Main challenger in the bookmaker’s eyes will be World Number Two Vijay Singh, who warmed up for his first visit to Qatar with a share of eighth place in last week’s inaugural Abu Dhabi Golf Championship at the Abu Dhabi Golf Club.
But also worth consideration will be three of the stellar names from the stable of promoters International Sports Management, Darren Clarke, Paul McGinley and Lee Westwood, who will all be making their first appearances in a stroke play event in the 2006 calendar year.
Both Westwood and McGinley – the winner of the season ending 2005 Volvo Masters at Club de Golf Valderrama – played in the inaugural HSBC Champions tournament in Shanghai last November, the first event of the 2006 European Tour season, while McGinley was part of the winning European Team against Asia in the inaugural Royal Trophy in Bangkok a little over two weeks ago.
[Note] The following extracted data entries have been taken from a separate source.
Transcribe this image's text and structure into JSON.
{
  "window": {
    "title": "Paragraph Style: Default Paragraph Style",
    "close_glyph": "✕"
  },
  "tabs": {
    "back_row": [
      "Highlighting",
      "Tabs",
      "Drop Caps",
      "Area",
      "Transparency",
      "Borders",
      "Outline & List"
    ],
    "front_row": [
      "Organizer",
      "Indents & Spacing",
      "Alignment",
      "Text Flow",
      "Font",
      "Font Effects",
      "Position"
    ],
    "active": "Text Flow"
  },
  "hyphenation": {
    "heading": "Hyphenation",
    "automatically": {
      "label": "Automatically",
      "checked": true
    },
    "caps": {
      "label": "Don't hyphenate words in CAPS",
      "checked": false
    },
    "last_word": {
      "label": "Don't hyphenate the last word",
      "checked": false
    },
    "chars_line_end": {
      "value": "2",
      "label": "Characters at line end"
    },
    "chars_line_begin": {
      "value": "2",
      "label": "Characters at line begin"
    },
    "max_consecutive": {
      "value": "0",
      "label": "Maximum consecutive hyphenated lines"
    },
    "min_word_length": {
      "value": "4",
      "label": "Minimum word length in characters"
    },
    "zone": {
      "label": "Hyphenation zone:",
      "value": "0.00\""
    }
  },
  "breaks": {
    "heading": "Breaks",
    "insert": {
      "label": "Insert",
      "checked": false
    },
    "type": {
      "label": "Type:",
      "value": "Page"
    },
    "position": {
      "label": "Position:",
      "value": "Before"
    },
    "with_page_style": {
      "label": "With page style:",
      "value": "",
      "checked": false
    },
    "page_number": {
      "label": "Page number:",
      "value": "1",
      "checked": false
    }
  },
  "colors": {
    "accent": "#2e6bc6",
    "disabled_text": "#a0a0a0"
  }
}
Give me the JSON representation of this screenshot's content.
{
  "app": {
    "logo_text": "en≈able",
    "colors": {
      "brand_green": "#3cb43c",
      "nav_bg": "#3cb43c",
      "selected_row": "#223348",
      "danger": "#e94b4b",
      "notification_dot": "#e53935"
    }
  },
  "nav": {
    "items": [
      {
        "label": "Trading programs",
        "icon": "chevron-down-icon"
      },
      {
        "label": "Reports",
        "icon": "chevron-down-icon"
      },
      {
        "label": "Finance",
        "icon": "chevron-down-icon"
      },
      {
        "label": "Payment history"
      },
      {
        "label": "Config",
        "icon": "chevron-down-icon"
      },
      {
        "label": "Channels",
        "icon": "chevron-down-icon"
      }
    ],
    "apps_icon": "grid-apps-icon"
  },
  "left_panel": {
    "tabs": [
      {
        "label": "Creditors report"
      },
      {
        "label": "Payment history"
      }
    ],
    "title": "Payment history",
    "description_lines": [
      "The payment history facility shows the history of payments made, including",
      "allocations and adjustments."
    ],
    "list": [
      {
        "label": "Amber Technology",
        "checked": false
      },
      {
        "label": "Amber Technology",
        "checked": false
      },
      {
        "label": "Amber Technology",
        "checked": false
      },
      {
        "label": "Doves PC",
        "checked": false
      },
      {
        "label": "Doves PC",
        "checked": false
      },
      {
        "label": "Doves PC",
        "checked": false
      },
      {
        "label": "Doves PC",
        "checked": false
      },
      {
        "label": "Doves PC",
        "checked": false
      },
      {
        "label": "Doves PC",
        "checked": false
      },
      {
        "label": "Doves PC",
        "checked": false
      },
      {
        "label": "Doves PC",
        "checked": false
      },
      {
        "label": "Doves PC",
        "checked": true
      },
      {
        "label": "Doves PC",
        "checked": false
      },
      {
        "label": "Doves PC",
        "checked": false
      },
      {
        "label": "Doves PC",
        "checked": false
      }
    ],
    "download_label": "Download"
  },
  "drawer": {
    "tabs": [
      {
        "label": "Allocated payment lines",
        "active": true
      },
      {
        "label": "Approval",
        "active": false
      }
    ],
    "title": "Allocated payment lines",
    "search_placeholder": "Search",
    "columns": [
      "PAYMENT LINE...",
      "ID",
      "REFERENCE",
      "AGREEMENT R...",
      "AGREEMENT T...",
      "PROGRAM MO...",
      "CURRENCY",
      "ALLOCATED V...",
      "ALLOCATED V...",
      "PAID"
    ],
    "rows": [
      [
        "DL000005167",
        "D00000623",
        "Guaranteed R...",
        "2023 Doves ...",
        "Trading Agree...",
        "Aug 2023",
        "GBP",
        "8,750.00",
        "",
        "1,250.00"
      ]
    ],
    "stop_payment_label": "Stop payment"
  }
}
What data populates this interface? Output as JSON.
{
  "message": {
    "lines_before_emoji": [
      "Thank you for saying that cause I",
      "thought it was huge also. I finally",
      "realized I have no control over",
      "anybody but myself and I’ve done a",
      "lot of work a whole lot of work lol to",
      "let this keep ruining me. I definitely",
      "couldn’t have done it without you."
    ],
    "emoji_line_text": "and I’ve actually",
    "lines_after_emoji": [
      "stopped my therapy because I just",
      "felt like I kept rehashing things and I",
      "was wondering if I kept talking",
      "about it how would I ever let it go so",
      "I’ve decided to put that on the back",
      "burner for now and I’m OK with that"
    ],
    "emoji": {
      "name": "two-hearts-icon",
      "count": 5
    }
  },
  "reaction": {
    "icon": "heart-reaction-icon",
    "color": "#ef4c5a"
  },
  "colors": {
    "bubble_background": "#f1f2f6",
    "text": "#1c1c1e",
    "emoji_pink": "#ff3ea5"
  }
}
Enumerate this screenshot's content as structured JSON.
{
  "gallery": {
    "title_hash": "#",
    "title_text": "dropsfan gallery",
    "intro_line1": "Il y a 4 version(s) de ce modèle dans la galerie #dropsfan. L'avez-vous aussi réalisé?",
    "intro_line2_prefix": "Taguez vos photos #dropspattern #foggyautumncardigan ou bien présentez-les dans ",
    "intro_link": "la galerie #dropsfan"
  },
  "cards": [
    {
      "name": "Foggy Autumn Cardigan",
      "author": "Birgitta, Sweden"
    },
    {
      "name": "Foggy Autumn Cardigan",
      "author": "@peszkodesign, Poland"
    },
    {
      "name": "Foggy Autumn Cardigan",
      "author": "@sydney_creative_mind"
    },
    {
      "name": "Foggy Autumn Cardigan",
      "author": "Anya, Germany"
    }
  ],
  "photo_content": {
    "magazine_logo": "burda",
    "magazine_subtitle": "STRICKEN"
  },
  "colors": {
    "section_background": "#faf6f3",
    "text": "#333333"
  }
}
However it will represent Clarke’s first outing of the 2006 season, the Northern Irishman’s schedule, understandably, governed by the progress of his wife Heather as she continues to battle illness.
While The Commercialbank Qatar Masters is memorable for a number of reasons, it is also in The European Tour record books as the tournament where the fewest number of shots came between the halfway leaders and the cut mark.
That occurred in 2004 where only five shots separated the five joint leaders on six under par 138 and the mark where the cut fell on one under par 143, seeing a total of 84 players in action over the weekend.